Whether SpaceX could surpass that depends on final float, pricing, and market conditions. The important point for investors is that a listing of that scale would likely reshape global IPO allocations—tilting access heavily toward institutions and large brokers.
Korea angle: why local financial groups are also part of the story
Korean investors are not only watching U.S. listings directly. They are also scanning local firms with meaningful exposure through private holdings, funds, or venture investments.
One widely circulated example is Mirae Asset’s reported SpaceX investment totaling $278 million across 2022–2023, frequently cited as an early bet that may look stronger as secondary prices rise.
This “indirect exposure” theme can affect Korean-listed prices even before any U.S. IPO happens—because local investors may treat the holding as a proxy trade when the underlying private shares are inaccessible.
How can Korean retail investors buy U.S. IPO shares?
1. Direct IPO allocation is hard for individuals—everywhere
In the U.S., IPO allocations are typically dominated by institutions and preferred clients. Even when individuals can access IPO “participation” through a broker, allocations can be small or unavailable in heavily oversubscribed deals.
2. The most realistic path: buy after listing
For most Korean retail investors, the practical path is purchasing shares after the stock starts trading on the NYSE or Nasdaq via a Korean broker’s U.S. trading service—accepting market price and volatility rather than IPO price.
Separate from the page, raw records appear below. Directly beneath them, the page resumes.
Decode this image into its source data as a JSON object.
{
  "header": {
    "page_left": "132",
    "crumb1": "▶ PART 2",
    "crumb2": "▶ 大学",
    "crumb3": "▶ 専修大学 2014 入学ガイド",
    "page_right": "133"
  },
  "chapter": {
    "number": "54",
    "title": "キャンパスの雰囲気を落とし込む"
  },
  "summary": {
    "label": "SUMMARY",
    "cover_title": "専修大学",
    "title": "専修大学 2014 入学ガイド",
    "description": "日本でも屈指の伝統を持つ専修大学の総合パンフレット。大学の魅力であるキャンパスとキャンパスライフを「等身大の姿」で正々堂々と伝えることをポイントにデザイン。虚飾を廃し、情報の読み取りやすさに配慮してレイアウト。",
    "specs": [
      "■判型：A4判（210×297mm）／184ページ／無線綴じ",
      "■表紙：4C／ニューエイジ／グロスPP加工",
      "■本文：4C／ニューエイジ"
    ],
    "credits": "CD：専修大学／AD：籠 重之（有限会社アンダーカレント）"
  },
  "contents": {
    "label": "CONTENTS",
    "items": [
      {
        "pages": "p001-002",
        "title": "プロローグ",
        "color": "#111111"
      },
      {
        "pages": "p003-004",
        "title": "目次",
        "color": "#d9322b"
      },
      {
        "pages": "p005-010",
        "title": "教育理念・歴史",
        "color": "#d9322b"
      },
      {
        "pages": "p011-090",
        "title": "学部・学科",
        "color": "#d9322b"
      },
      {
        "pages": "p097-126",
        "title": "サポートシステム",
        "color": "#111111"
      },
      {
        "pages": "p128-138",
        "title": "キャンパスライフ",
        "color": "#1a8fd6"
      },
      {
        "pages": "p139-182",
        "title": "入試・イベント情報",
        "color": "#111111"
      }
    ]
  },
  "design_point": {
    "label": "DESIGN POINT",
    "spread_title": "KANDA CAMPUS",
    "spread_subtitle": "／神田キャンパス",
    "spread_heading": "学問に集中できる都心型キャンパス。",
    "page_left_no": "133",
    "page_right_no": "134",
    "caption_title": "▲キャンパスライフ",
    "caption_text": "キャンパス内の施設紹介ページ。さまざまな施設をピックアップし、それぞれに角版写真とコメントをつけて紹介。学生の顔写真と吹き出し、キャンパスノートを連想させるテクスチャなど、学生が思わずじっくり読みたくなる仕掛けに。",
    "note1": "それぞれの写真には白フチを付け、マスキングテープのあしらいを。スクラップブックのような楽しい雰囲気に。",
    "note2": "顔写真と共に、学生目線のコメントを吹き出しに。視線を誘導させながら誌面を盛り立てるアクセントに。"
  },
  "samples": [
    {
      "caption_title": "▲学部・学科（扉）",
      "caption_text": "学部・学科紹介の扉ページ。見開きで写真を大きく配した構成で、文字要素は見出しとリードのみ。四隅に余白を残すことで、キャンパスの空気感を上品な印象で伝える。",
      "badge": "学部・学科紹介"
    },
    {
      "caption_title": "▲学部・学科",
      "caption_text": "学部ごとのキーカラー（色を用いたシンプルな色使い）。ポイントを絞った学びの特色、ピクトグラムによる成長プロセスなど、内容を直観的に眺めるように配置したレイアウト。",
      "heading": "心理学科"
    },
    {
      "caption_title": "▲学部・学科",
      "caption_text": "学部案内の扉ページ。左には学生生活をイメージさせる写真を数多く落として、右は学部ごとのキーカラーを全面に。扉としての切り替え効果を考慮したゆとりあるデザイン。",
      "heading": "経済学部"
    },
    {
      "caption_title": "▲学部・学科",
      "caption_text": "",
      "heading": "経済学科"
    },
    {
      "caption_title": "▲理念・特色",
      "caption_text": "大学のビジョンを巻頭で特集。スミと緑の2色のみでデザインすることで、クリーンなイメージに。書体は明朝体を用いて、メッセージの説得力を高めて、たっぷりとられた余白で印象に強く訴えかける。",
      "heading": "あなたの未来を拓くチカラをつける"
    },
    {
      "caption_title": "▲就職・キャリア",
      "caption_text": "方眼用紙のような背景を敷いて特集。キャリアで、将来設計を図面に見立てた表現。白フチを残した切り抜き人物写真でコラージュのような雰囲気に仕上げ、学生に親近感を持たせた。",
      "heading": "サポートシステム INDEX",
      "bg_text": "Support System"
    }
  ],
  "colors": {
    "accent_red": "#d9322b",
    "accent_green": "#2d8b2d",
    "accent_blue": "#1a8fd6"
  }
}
3. “IPO subscription agency” and cross-border partnerships
Some Korean securities firms have pursued partnerships to strengthen cross-border IPO access and advisory capabilities, reflecting demand for U.S.-market participation. Even with agency-style services, the core constraint remains: if the U.S. allocation partners cannot secure shares, investors still end up buying in the open market.
What retail investors should watch (practical checklist)
| What to check | Why it matters |
| Exchange + ticker confirmation | Prevents confusion with look-alike names or unofficial “pre-IPO” products |
| Lock-up periods and insider selling rules | Large unlocks can pressure prices weeks/months after IPO |
| Risk disclosures for “pre-IPO” funds/notes | These can carry fees, liquidity limits, or structure risk |
| Valuation vs. revenue/trajectory | Big narratives can detach from fundamentals early |
What comes next
For Korean investors, the coming year is likely to be shaped by three moving parts:
- Verification of timelines: SpaceX’s IPO language is “possible,” not promised, and OpenAI’s path still depends on structure, fundraising, and regulatory readiness.
- AI-capex reality: the winners may be those that can fund compute at scale without damaging unit economics.
- Access mechanics: for most individuals, the real decision will be whether to buy immediately post-listing or wait for price discovery after lock-ups and early volatility.
SpaceX, OpenAI, and Anthropic sit at the intersection of frontier tech and massive capital needs—exactly the mix that tends to pull global liquidity back into the IPO market when conditions improve. For “Seohak ants,” the opportunity is real, but so are the access limits: the biggest deals often reward those with allocation power, while most retail investors will meet these stocks in the secondary market—where timing, risk control, and discipline matter more than hype.